The one thing I think about the most in this entire world, hands down, is my stomach. That might be weird, but I think about having a flat stomach countless times a day. All the time. Every time I eat something I think about my stomach. It doesn't stop me from eating anything, but if it's something sweet or fried or full of gluten I say to myself "This is why your stomach isn't flat." 

I think about my stomach every time I sit because I can feel my two little rolls squish together. I think about stomach when I wake up and go to shower because I  see it's pudgy naked self in the mirror. I think about my stomach whenever i get dressed because it's usually the reason I don't like the way something looks on me.

I think my stomach whenever I look at any female. Mainly because I'm comparing mine to theirs and wonder what theirs looks like in a bikini. Instagram only feeds my dumb obsession with flat stomachs. I look at more half naked girls than any guy. I just stare at their perfectly flat tummies and sigh. 

I go running. I do sit ups. I do squats. I can plank for at least a minute. I've always been active. And I've always had a chubby tummy. Since I was like 8. I remember being in elementary school and not wanting to wear a two piece because I hated my stomach. That's just ridiculous.

Right now it's the smallest and most toned it's ever been. But I still have a sad frowning face instead of a belly button. I still have 2 visible rolls, upper and lower, just chillin. I am trying to love myself. I am 5 feet 11 inches and weigh 153 pounds. I want to weigh 145. I know that I am healthy and not the slightest bit overweight. But I want a flat stomach. I fantasize about it all the time. All the things I could wear. Never being shy in a bathing suit. Not feeling embarrassed if anyone saw me naked. Being on top during sex and not thinking about how gross I look and wanting it to be over. 

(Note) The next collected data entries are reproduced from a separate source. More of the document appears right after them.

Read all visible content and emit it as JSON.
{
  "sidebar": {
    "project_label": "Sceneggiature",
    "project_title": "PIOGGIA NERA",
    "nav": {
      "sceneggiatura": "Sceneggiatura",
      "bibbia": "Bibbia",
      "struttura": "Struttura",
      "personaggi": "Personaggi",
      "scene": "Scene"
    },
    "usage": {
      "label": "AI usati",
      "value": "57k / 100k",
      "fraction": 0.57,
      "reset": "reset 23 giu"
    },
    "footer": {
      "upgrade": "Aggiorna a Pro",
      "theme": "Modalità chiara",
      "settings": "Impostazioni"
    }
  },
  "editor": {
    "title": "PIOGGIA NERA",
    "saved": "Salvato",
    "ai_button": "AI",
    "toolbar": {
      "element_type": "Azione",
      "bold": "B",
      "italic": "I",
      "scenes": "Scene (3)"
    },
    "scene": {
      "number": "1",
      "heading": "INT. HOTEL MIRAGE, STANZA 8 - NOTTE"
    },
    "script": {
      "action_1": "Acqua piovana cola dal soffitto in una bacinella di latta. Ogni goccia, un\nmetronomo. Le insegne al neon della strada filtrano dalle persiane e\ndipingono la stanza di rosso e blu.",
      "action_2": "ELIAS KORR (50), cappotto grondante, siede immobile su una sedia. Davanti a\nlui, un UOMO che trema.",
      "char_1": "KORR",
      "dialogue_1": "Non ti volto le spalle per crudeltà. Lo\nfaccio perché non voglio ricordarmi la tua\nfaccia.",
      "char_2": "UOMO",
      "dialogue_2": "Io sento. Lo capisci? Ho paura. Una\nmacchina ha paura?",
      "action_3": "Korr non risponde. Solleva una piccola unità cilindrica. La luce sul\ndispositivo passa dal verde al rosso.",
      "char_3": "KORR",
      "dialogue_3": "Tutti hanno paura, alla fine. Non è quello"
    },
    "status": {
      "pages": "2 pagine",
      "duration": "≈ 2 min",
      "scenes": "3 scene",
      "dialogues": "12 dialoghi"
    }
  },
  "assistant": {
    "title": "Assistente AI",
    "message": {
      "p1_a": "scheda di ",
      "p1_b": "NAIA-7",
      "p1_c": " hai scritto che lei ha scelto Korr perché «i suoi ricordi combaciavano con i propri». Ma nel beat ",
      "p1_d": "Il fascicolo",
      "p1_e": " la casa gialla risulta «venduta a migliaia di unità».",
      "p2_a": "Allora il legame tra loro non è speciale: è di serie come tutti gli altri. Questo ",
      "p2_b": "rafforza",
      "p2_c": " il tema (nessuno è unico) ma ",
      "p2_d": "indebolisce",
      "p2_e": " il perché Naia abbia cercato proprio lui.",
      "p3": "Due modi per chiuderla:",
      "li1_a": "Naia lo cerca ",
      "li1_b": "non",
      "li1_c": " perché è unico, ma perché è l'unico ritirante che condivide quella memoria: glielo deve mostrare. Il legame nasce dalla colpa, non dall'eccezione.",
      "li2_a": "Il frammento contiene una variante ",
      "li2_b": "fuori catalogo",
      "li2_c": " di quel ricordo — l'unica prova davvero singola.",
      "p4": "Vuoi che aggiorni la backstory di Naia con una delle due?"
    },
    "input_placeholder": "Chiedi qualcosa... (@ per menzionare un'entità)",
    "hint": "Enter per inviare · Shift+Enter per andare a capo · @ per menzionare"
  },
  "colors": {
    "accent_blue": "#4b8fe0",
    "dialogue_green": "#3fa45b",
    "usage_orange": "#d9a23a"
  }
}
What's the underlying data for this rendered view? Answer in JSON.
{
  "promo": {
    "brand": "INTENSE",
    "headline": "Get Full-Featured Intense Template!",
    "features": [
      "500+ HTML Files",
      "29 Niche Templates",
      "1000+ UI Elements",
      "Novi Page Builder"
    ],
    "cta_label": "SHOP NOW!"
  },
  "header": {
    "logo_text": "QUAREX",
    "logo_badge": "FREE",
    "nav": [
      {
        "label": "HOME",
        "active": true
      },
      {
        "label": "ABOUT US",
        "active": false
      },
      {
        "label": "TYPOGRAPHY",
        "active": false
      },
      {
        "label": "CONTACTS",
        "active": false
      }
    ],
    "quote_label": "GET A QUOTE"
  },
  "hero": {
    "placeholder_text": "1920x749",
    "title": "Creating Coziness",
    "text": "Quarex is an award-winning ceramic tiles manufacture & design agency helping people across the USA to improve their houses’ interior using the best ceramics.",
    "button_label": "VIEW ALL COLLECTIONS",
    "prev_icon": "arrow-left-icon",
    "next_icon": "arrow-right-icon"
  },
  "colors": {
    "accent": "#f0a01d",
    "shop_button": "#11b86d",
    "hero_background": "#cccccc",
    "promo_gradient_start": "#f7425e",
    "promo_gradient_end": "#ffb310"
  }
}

Because I might not ever have one. My body just may never have a flat stomach on it's own. Sure I could go starve myself and become obsessed with working out and maybe after a few months of hell I might have one. But I also might not. I may develop toned muscles and be super fit, and still have some belly fat. 

I'm hoping by writing about it, and being aware of my negative thoughts about it, will help me finally change and move on and truly appreciate myself and my tummy. 

Maybe. For now I'm just mad and stressed that I didn't do my sit ups yesterday.